競馬である。
しかし、世間ではサッカーのワールドカップである。25日に執筆を終了しているので、26日のスウェーデン戦の結果は、すでに出ているだろう(編集部注:1対1の引き分け)が、「日本はいつからこんなに強くなったんだ?」という、ワールドカップのときしかサッカーを見ない人々が、ここ数年の日本の世界ランキングの推移も、個々の選手の欧州リーグでの活躍がごく当たり前になったことも知らないのはご愛敬だが、その理由は、やはり個々の選手が非常に強くなったことだと思う。それも、技術ではなく、狭い意味でいえばメンタル、的確に言えば、人間として、サッカー選手としての全人格で成長したからだと思う。
日本人のメンタルの弱さがサッカーワールドカップでの「ふがいなさ」の歴史の理由と言われることも多かったが、しかし、野球を見ていると野球のWBC(ワールドベースボールクラシック)では、そういう気配はまったくない。過去にもない。現在、アメリカの大リーグで活躍している選手にもない。少なくとも、野茂英雄選手のときからない。
かつての、日本のJリーグの選手とプロ野球選手の違いは、私の観察では、前者は選手同士で仲良し、一緒に遊ぶ、おそろいのファッションなどが特徴で、後者は、選手同士はあまり一緒に遊んだりしない、ということである。サッカーは完全な個人プレイで、野球はチームプレイと言うが、野球も個人プレイというのもある。そして、プロ野球選手(大リーガーも)は、子供のころから、あるいは高校まではエースで4番(いまは大谷翔平選手のように最高のバッターは1番か2番だが)、孤独な大エースだったのである。つまり、人間として、良くも悪くも、独立していたのである。
いまや、サッカーもみな欧州でプレイするようになった。Jリーガーたちも多くの選手が欧州を目指し、あるいはJリーグを選択するとしても、意識がまったく変わったのである。Jリーグの決められた世界の中で、安定して活躍してそれでいい気になるという選手はいなくなったのである。さらに、欧州リーグのチームでプレイするとどうなるか。孤独である。何らかの差別をされる。
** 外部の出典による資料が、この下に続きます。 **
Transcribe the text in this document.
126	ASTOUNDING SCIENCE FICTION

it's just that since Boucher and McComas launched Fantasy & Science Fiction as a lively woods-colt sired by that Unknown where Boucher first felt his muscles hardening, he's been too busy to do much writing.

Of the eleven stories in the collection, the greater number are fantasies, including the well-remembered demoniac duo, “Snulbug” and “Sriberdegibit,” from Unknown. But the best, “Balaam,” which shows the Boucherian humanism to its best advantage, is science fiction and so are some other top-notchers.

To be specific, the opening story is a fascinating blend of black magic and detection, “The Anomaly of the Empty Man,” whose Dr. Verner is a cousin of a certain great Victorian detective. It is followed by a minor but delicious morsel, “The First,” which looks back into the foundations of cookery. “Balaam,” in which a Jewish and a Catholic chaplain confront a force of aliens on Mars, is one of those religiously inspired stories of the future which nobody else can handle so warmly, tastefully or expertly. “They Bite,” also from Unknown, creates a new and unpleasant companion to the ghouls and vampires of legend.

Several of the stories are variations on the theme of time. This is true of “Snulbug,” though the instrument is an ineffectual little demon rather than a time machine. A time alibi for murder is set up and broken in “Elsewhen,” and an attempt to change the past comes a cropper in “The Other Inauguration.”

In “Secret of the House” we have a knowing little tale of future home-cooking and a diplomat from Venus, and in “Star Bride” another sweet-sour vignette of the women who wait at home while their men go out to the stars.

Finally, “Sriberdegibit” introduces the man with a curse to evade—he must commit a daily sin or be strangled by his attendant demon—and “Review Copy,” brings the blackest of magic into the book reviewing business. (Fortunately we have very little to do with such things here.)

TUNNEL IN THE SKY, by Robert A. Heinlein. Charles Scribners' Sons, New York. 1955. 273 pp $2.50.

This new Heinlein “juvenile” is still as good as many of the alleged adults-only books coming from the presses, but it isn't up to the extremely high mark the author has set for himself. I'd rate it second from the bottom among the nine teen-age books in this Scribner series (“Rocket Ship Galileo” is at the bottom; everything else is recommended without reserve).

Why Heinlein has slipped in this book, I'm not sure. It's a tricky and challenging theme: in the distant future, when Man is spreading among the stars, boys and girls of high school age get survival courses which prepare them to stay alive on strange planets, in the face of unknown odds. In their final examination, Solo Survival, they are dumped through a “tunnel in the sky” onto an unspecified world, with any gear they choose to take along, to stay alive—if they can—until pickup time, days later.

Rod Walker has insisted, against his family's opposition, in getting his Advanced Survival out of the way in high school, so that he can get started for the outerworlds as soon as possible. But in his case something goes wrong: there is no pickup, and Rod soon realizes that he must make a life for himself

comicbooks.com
そうでなくとも、孤独であり、人間社会としてのチームが中心ではない。だから、何よりも自分一人で頑張るしかない。そこで強いアスリートとしての人格が育つのである。
海外で鍛えられた強い「個」で、日本競馬はさらに強くなれるはず
もちろん、アスリートだけでなく、われわれ学者にとっても同じで、留学、そして、経済学者ならアメリカでジョブを得続けること、それは、非常に孤独な中、自分のホームグラウンドで頑張るのとは違う戦いがある。そこで強くなった個は、組織に入れば、強い個のまま、チームプレイヤーとしてもより成長したメンバーになるのである。スピードスケートの金メダリスト、小平奈緒選手のオランダ留学もそうだったろうし、それは個人プレイのアスリートにとっても同じである。
そういう個が、母国に戻ってチームになれば、今まで以上にチームに、母国のために戦う意欲に溢れるのである。だから、強くなる。日本チームは、今、その最高のバランスの中にいるのではないか。欧州の選手はもともとホームでクラブがあり、ホームでワールドカップチームもある。だから、日本チームの強さと美しさは欧州よりも、今は際立っているのである。
JRA(日本中央競馬会)も、ぜひこれを目指してほしい。JRAの「純粋培養騎手」の弱さは、完全に管理された、インナーサークルでのスターであり、かつ、序列、上下関係、同調圧力に支配されている。それが、海外騎手だけでなく、地方競馬出身騎手に、技術では勝っても、勝負に勝てない理由である。通信機器の使用の問題、調整ルーム問題などは、過去の時代とは違うのだから、JRAも思い切って、馬やレースだけでなく、もっと開かれた組織、開かれた騎手たち、調教師の世界を作ってほしい。本当は、調教師の門戸を幅広く開放し、外厩、内厩などをなくしてしまうのがいいと思うが、現状は無理だし、不適当、かつ日本競馬においては、永久に難しくかつ妥当ではないかもしれない。しかし、少なくとも、調教師の世界は広げる必要がある。
さて、週末28日のレースは、まず福島競馬場で行われるラジオNIKKEI賞(G3)。一皮むけた松山弘平騎手が騎乗するローベルクランツと地元出身の田辺裕信騎手騎乗のサノノグレーター。もう1つ、同日の函館記念(G3)は、マジックサンズは外せないが、ある種サラブレッド、大スターでありながら、個の強さをデビュー当時から持っていて、さらに偉大になり続けている武豊騎手騎乗のケイアイセナ、地味だが実力者の大野拓弥騎手騎乗のアラタ。函館競馬場が得意のこの3頭を。